ENDGAME OF AN ERA
AVENGERS: ENDGAME (12A)
DEATH is seldom a final farewell in the hallowed realms inhabited by spandex-clad superheroes. Superman, Batman, Spider-Man and Thor have all regenerated on the pages of well-thumbed comics. So gobs should not be smacked if the 22nd film in the Marvel Comics cinematic universe chooses to resurrect some of the brave souls, who were reduced to ashes at the end of Avengers: Infinity War when villain Thanos ( Josh Brolin) exterminated half of all living organisms with a snap of his digitally-rendered fingers.
“Part of the journey is the end,” posits one figure in Avengers: Endgame, sombrely reflecting on everything they have lost.
Screenwriters Christopher Markus and Stephen McFeely confidently surf the ripple effect of Thanos’ radical approach to population control. The script’s reach occasionally exceeds its grasp and there’s a
★★★★ ★
disappointing inevitability to some of the whirring cogs and gears of a slickly engineered plot that leans heavily on familiar sci-fi paradoxes.
However, when planets align and pure emotion wells in the actors’ eyes, there’s no denying the primal power of pivotal scenes of self-sacrifice and redemption. As one hero says, “Everybody wants a happy ending but it doesn’t always work that way.”
It’s a full-blooded odyssey of redemption that bristles with bold ambition and the studio’s trademark irreverent humour, like when Black Widow (Scarlett Johansson) calmly accepts one preposterous course.
“I get emails from a raccoon so nothing sounds crazy anymore,” she deadpans. Thanos has devastated the third rock from the sun, sounding a death knell for billions. Before his demise, Nick Fury (Samuel L Jackson) issued a distress call to Captain Marvel (Brie Larson) and she arrives on Earth to mourn her fallen mentor.

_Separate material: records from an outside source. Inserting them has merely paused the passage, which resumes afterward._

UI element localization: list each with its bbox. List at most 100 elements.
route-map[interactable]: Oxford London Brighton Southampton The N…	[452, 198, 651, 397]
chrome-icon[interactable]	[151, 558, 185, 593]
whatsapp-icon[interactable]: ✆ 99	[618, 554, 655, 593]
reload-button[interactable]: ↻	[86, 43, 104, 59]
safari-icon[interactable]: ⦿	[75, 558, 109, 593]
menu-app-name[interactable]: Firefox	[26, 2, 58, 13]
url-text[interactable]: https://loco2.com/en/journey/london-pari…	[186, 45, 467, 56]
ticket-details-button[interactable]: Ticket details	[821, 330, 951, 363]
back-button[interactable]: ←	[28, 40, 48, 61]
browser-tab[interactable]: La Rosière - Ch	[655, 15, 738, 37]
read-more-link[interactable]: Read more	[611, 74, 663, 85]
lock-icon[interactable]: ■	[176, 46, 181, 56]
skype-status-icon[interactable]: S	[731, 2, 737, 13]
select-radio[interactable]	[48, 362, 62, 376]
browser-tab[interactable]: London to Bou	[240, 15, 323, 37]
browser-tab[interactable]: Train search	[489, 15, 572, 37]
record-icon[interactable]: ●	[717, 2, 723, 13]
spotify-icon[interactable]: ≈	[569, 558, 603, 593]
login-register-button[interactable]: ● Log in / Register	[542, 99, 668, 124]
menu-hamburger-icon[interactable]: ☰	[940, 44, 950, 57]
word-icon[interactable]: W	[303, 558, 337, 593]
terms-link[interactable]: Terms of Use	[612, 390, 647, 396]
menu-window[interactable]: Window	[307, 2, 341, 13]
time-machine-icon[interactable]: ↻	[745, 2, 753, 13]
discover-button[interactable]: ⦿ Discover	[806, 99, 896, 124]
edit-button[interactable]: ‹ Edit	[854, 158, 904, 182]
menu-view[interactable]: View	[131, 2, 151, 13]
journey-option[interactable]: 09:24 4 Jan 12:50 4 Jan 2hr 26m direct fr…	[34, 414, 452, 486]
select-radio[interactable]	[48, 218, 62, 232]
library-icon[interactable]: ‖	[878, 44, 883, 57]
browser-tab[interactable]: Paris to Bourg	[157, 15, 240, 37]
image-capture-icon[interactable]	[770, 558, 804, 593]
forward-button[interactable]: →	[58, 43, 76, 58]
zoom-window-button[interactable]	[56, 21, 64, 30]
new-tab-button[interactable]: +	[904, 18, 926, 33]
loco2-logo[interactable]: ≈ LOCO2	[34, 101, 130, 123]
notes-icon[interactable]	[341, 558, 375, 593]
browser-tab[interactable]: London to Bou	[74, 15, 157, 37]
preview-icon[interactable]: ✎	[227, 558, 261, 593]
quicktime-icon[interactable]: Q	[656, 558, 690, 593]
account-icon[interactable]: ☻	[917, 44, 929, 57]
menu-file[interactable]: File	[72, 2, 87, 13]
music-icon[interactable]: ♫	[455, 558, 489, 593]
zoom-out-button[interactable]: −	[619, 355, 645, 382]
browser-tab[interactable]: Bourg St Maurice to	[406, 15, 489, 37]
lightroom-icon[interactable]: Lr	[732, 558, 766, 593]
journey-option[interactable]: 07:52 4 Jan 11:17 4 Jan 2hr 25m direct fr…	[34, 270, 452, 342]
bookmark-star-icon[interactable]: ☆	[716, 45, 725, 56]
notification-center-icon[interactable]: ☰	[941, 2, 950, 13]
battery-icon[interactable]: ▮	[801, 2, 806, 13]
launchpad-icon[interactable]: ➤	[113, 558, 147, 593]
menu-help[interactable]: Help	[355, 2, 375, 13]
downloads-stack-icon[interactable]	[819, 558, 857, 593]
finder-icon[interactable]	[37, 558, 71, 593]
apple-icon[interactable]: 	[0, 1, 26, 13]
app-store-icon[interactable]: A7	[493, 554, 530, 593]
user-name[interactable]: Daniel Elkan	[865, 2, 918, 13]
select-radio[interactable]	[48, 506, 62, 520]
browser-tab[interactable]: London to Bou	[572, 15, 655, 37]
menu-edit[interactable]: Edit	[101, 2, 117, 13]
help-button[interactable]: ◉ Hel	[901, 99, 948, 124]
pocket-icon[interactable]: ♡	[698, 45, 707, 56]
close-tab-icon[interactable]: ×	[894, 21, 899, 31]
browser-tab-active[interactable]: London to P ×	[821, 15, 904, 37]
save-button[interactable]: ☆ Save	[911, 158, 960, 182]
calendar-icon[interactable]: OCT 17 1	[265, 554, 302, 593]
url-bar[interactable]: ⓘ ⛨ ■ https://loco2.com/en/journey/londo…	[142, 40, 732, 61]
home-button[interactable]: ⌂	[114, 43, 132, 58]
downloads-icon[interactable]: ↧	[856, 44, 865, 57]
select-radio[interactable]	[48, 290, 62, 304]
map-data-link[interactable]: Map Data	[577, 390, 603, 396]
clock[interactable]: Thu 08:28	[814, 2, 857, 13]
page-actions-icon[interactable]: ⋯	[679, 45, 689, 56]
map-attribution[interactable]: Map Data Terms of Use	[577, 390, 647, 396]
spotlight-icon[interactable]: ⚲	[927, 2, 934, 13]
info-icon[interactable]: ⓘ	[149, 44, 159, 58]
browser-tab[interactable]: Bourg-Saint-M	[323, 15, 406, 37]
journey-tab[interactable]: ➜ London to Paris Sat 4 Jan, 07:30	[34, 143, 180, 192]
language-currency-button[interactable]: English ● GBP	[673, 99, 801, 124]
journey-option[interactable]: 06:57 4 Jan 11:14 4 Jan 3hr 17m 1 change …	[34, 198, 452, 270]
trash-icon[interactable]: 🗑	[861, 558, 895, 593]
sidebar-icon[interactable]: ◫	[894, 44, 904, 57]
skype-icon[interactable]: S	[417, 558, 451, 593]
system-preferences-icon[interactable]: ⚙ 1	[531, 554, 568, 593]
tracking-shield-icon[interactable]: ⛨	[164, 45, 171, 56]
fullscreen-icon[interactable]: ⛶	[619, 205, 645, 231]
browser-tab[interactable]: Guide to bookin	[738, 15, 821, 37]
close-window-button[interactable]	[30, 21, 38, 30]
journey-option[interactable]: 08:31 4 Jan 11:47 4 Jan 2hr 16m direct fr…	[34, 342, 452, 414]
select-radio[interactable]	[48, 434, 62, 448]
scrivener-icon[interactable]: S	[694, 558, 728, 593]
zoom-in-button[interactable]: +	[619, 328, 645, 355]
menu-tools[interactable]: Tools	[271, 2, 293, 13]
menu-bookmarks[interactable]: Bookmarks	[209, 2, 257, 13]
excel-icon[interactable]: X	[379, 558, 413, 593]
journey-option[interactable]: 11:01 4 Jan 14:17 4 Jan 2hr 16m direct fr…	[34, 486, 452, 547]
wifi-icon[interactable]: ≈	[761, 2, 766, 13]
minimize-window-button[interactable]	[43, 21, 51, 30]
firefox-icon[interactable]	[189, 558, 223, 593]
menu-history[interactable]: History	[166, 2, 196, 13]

Her formidable abilities may tip the balance of power back in favour of grief-stricken survivors including Iron Man (Robert Downey Jr), Captain America (Chris Evans), Thor (Chris Hemsworth), Hulk (Mark Ruffalo), Hawkeye (Jeremy Renner), Ant-Man (Paul Rudd) and Nebula (Karen Gillan).
However, hope and despair are inextricably bound together. Where one ventures, the other must follow.
Mythologies unravel and hundreds of special effects artists flex their muscles to deliver a bombastic feast for the senses.